Leafing through old cookbooks and vintage ephemera is one of my favorite ways to while away an afternoon. In particular, I love the illustrations and how they depict the fashions and housewares of an era as well as the style of book designers at the time.

A few months ago I was given a cache of old promotional cookbooks via my local Buy Nothing website and am still savoring them because I'm not quite ready to send them on their way to the next person fond of vintage things. There's always some new gem to discover in them!

This time, I noticed an inordinate fondness for Outsized Kitchen Appliances and Other Objects. Check it out:

It's 1947, and a phalanx of women stand before a behemoth of a Sunbeam Mixmaster. The One Mixmaster to rule them all! According to a price list in this promotional booklet, a Mixmaster with juicier will set you back $37.50. 

Accessories include many items that modern cooks might buy for today's mixers as well as a few I've never seen advertised for my Kitchen-Aid, such as a bean slicer, a pea sheller, and a butter churner.  And the Mixmaster, according to this booklet, attempts tasks I'd never have thought of using a mixer for: polishing and buffing silverware and sharpening knives.

The recipes include many perfectly decent-sounding meals as well as a few oddities, such as Macaroni Creole Loaf and one of those midcentury mainstrays, the Carrot Gelatin Salad.

Just think of the gigantic turkey you could roast in the monumental 1949 Montag! Why, it's so enormous, this little lady will need an extension ladder to reach the top and another one to reach the controls. I think this range is the real explanation behind the extinction of the Elephant Bird. 

The price of $289.75 shows that it was certainly a big investment at the time. You can get a perfectly decent range used at that price today. Granted, it won't be the size of a house like this one, but you'll probably be able to actually get it into your kitchen. No recipes for you--this was from a tattered bit of newspaper stuck in one of the booklets.

No date on this sales brochure, but it appears to be from the early 1950s, and the Mixmaster has certainly shrunk in size, though it is certainly ginormous compared to the puny household mixers of today. It's at least half the height of this woman, and she appears to be using it as a washing machine for bedsheets and laughing wickedly about it.

No recipes in the brochure, but you can flip through its pages and marvel at ordering a mixer in pink, yellow, turqoise, white, or chrome; buying a toaster that boasts "extra-high toast lift"; and delight in owning a hand mixer with "exclusive  thumb-tip beater ejector."

Appliances weren't the only supersized things in olden times.
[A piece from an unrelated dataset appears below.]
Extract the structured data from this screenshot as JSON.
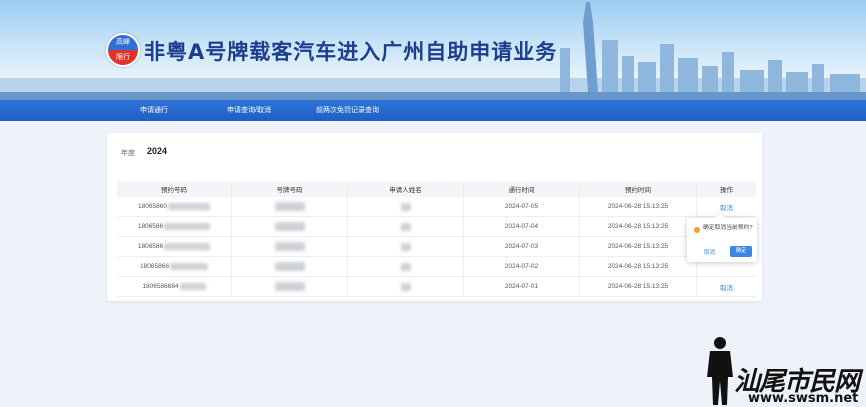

You could also catch fish that would feed a family for a year. But you probably had to buy a freezer the size of a city block to contain it.

It's 1963 now, baby, and we've got some groovy recipes for you in this Fleischmann's Yeast and Gold Medal Flour booklet. Why, you can make loaves of bread the size of your torso! (Together with the piscine wonder in the previous image, it's a veritable miracle of loaves and fishes.) 

In keeping with the pop psychology of the times, the breads in this booklet are no ordinary breads--they're Ego Batter Breads. They can't possibly go wrong! I'm OK, you're OK, the bread's OK! But to keep up that spirit of rebellion, you can always flip to the middle and make a Riot of Rolls, and then fast-forward to the end to whip up a batch of Gossipy Sweet Buns.

OK, there is nothing peculiarly outsized on this booklet's cover, but I do think the title is wrong. I don't think it's at all clever to pour a stream of spices into the food you're mixing up without watching what you're doing. This book should be called "How Not to Use Spices."